Claudia: waouh Laure tu es une grande fille maintenant regarde un peu comme tu as grandi ?

Laure: ( sourit) Merci tata

___ Aujourd'hui vous ne me voyez pas hein ?

Elles viennent se jette sur moi. A la fin des salutations elles sont montée s'echanger puis ont mangé accompagné de Claudia. La maison n'est pas tres grande elle ne compte que trois chambres Je ne peux pas laisser ma soeur dormir sur le canapé alors que cette Larissa peut faire un peu de place. Ma mère m'a envoyé un sac par le biais de Claudia il y avait un peu de tout. Taro, macabo, manioc et autres tubercules nous aurons au menu le taro sauce jaune. J'ai déjà tout preparé on n'attend juste que ça cuire pour que l'on commence a pillé. Lorsque cela à cuir et que Claudia a commencé à piller, c'est à ce moment là que Larissa est rentrée. Elle est allée s'echanger avant de venir nous aider ce qui facilitait le travail qui est allé plus vite. J'ai servit les enfants avant d'attendre l'arrivé de mon mari qui ne tarde pas à rentrer.

Jacque: Bonsoir Bonsoir Hum quel agreable odeur se degage dans cette maison.

__ Soit le bienvenu cheri comment était ta journée ?

Jacque: Plutot calme.

Claudia: Bonsoir tonton. Dit elle en venant de la chambre.

Jacque: Qui est ce que Je vois là ? Comment est ce que tu vas ? Et le voyage ?

Claudia: Je vais très bien. Et j'ai bien voyagé.
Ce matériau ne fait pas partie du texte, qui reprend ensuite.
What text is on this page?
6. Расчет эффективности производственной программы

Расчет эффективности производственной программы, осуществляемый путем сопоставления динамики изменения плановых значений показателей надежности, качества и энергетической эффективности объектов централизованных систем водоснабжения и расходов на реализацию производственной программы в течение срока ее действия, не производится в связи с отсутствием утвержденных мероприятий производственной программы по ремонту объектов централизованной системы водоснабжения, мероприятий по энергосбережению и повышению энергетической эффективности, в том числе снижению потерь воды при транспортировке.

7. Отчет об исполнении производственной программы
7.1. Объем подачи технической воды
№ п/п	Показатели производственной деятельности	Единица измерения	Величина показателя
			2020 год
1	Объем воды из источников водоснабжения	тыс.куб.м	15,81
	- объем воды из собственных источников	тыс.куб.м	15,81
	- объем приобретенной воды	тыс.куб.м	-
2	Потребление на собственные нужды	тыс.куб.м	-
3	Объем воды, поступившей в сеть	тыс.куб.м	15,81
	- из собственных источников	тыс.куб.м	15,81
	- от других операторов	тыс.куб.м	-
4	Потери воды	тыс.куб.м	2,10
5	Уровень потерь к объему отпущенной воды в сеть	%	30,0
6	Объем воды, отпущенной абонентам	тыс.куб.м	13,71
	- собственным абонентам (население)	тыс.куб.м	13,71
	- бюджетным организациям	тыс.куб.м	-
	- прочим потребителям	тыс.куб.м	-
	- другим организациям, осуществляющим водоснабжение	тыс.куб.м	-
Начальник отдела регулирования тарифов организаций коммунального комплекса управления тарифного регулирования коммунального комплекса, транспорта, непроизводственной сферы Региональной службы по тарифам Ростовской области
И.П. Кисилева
Jacque: Comment se porte les parents ?

Claudia: ils se portent très bien.

Jacque: ok

__ Tu vas prendre un bain et venir manger.

Jacque: Ok où sont les filles ?

__ Dans leur chambre.

Il est allé se laver avant de venir manger. A la fin j'ai debarassé et nous sommes allés nous installé devant la television avant aller nous coucher par la suite.

Jacque SIMO

Malgres mon mecontenment ma belle soeur est venue. Je ne dirais pas que ma femme est autoritaire non c'est une femme très têtue. Qui n'en fait qu'à sa tête mais au fond c'est une bonne personne. Comme tout un chacun elle a ces defauts et ces qualités. Depuis que Je suis rentré Je n'ai pas vu les filles avant allé me coucher Je passe dans leurs chambres Laure et sarah dorment à point fermer elles sont si belles. Ma seule prière consernant les enfants est d'avoir un garçon. En passant vers la chambre de Larissa et francesca Je vois quelques choses de vraiment bizarre au debut J'ai cru que j'ai mal vu mais après Je me rends compte que non. Claudia et francesca sont couchées sur le lit et Larissa est couchée au sol avec se froid si.

__ Larissa ! Larissa

Elle se reveille avec difficulté. Elle se frotte les yeux avant de se reveiller complètement.

Larissa: Oui papa

__ Est ce que tu peux me dire ce que tu fais coucher là ?

Larissa:

__ Je t'ai posé une question et j'attends une reponse.